AWS Glue Job getting Access Denied when writing to S3

AWS Glue Job getting Access Denied when writing to S3 - amazon-web-services

I have a Glue ETL job, created by CloudFormation. This job extracts data from RDS Aurora and write to S3.
When I run this job, I get the error below.
The job has an IAM service role.
This service role allows
Glue and RDS service,
assume arn:aws:iam::aws:policy/AmazonS3FullAccess and arn:aws:iam::aws:policy/service-role/AWSGlueServiceRole, and
has full range of rds:* , kms:* , and s3:* actions allow to the corresponding RDS, KMS, and S3 resources.
I have the same error whether the S3 bucket is encrypted with either AES256 or aws:kms.
I get the same error whether the job has a Security Configuration or not.
I have a job doing the exactly same thing that I created manually and can run successfully without a Security Configuration.
What am I missing? Here's the full error log
"/mnt/yarn/usercache/root/appcache/application_1...5_0002/container_15...45_0002_01_000001/py4j-0.10.4-src.zip/py4j/protocol.py", line 319, in get_return_value
py4j.protocol.Py4JJavaError: An error occurred while calling o145.pyWriteDynamicFrame.
: org.apache.spark.SparkException: Job aborted due to stage failure: Task 3 in stage 2.0 failed 4 times, most recent failure: Lost task 3.3 in stage 2.0 (TID 30, ip-10-....us-west-2.compute.internal, executor 1): com.amazon.ws.emr.hadoop.fs.shaded.com.amazonaws.services.s3.model.AmazonS3Exception: Access Denied (Service: Amazon S3; Status Code: 403; Error Code: AccessDenied; Request ID: F...49), S3 Extended Request ID: eo...wXZw=
at com.amazon.ws.emr.hadoop.fs.shaded.com.amazonaws.http.AmazonHttpClient$RequestExecutor.handleErrorResponse(AmazonHttpClient.java:1588

Unfortunately the error doesn't tell us much except that it's failing during the write of your DynamicFrame.
There is only a handful of possible reasons for the 403, you can check if you have met them all:
Bucket Policy rules on the destination bucket.
The IAM Role needs permissions (although you mention having S3*)
If this is cross-account, then there is more to check with regards things like to allow-policies on the bucket and user. (In general a Trust for the Canonical Account ID is simplest)
I don't know how complicated your policy documents might be for the Role and Bucket, but remember that an explicit Deny statement takes precedence over an allow.
If the issue is KMS related, I would check to ensure your Subnet you select for the Glue Connection has a route to reach the KMS endpoints (You can add an Endpoint for KMS in VPC)
Make sure issue is not with the Temporary Directory that is also configured for your job or perhaps write-operations that are not your final.
Check that your account is the "object owner" of the location you are writing to (normally an issue when read/writing data between accounts)
If none of the above works, you can shed some more light with regards to your setup. Perhaps the code for write-operation.

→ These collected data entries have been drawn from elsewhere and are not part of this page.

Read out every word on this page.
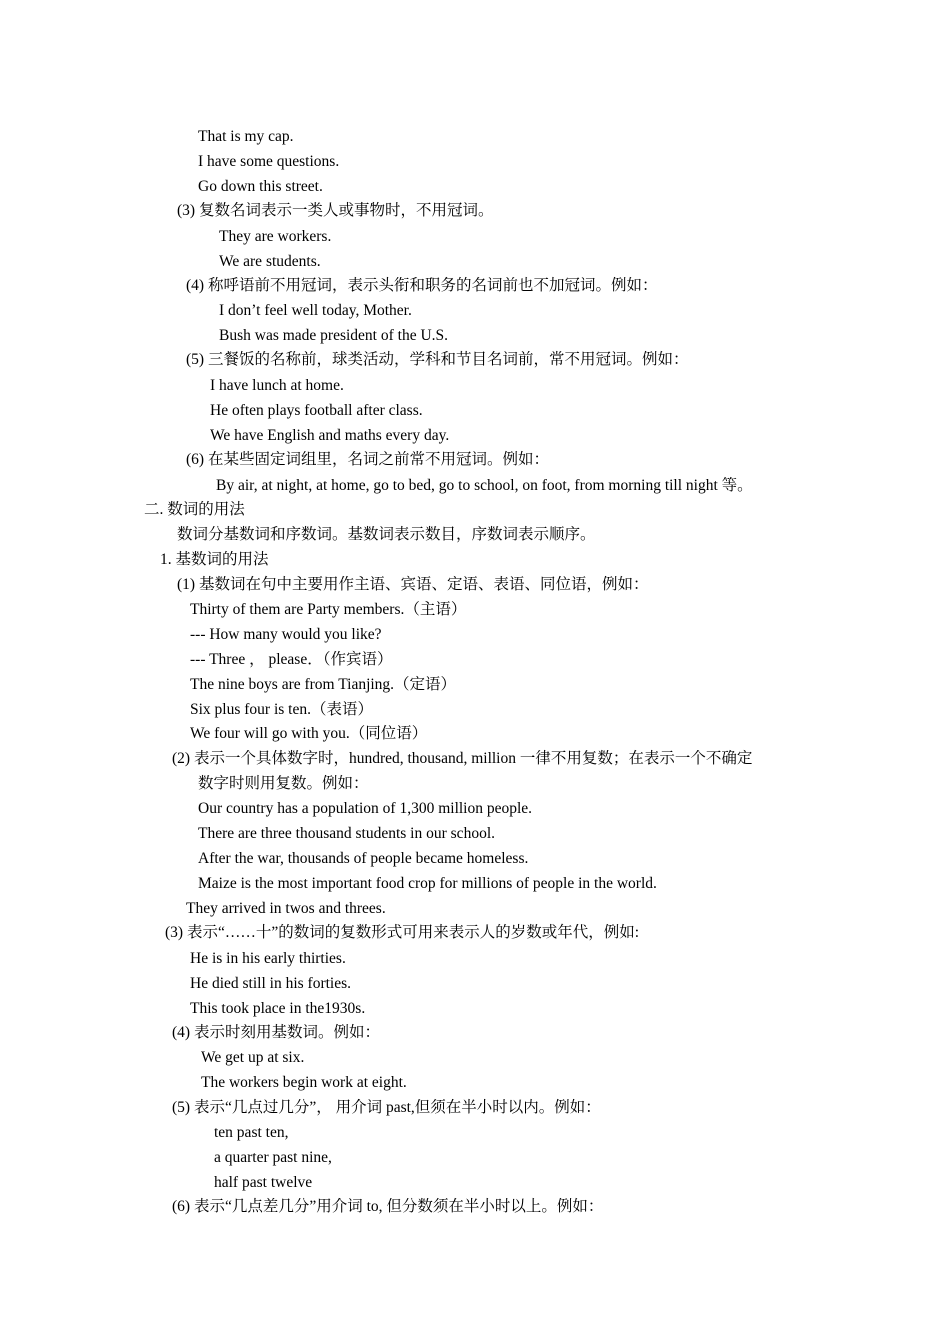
That is my cap.
I have some questions.
Go down this street.
(3) 复数名词表示一类人或事物时，不用冠词。
They are workers.
We are students.
(4) 称呼语前不用冠词，表示头衔和职务的名词前也不加冠词。例如：
I don’t feel well today, Mother.
Bush was made president of the U.S.
(5) 三餐饭的名称前，球类活动，学科和节目名词前，常不用冠词。例如：
I have lunch at home.
He often plays football after class.
We have English and maths every day.
(6) 在某些固定词组里，名词之前常不用冠词。例如：
By air, at night, at home, go to bed, go to school, on foot, from morning till night 等。
二. 数词的用法
数词分基数词和序数词。基数词表示数目，序数词表示顺序。
1. 基数词的用法
(1) 基数词在句中主要用作主语、宾语、定语、表语、同位语，例如：
Thirty of them are Party members.（主语）
--- How many would you like?
--- Three ， please．（作宾语）
The nine boys are from Tianjing.（定语）
Six plus four is ten.（表语）
We four will go with you.（同位语）
(2) 表示一个具体数字时，hundred, thousand, million 一律不用复数；在表示一个不确定
数字时则用复数。例如：
Our country has a population of 1,300 million people.
There are three thousand students in our school.
After the war, thousands of people became homeless.
Maize is the most important food crop for millions of people in the world.
They arrived in twos and threes.
(3) 表示“……十”的数词的复数形式可用来表示人的岁数或年代，例如:
He is in his early thirties.
He died still in his forties.
This took place in the1930s.
(4) 表示时刻用基数词。例如：
We get up at six.
The workers begin work at eight.
(5) 表示“几点过几分”， 用介词 past,但须在半小时以内。例如：
ten past ten,
a quarter past nine,
half past twelve
(6) 表示“几点差几分”用介词 to, 但分数须在半小时以上。例如：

In addition to Lydon's answer, error 403 is also received if your Data Source location is the same as the Data Target; defined when creating a Job in Glue. Change either of these if they are identical and the issue will be resolved.

You should add a Security configurations(mentioned under Secuity tab on Glue Console). providing S3 Encryption mode either SSE-KMS or SSE-S3.
Security Configuration
Now select the above security configuration while creating your job under Advance Properties.
Duly verify you IAM role & S3 bucket policy.
It will work

How are you providing permission for PassRole to glue role?
{
"Sid": "AllowAccessToRoleOnly",
"Effect": "Allow",
"Action": [
"iam:PassRole",
"iam:GetRole",
"iam:GetRolePolicy",
"iam:ListRolePolicies",
"iam:ListAttachedRolePolicies"
],
"Resource": "arn:aws:iam::*:role/<role>"
}
Usually we create roles using <project>-<role>-<env> e.g. xyz-glue-dev where project name is xyz and env is dev. In that case we use "Resource": "arn:aws:iam::*:role/xyz-*-dev"

For me it was two things.
Access policy for a bucket should be given correctly - bucket/*, here I was missing the * part
Endpoint in VPC must be created for glue to access S3 https://docs.aws.amazon.com/glue/latest/dg/vpc-endpoints-s3.html
After these two settings, my glue job ran successfully. Hope this helps.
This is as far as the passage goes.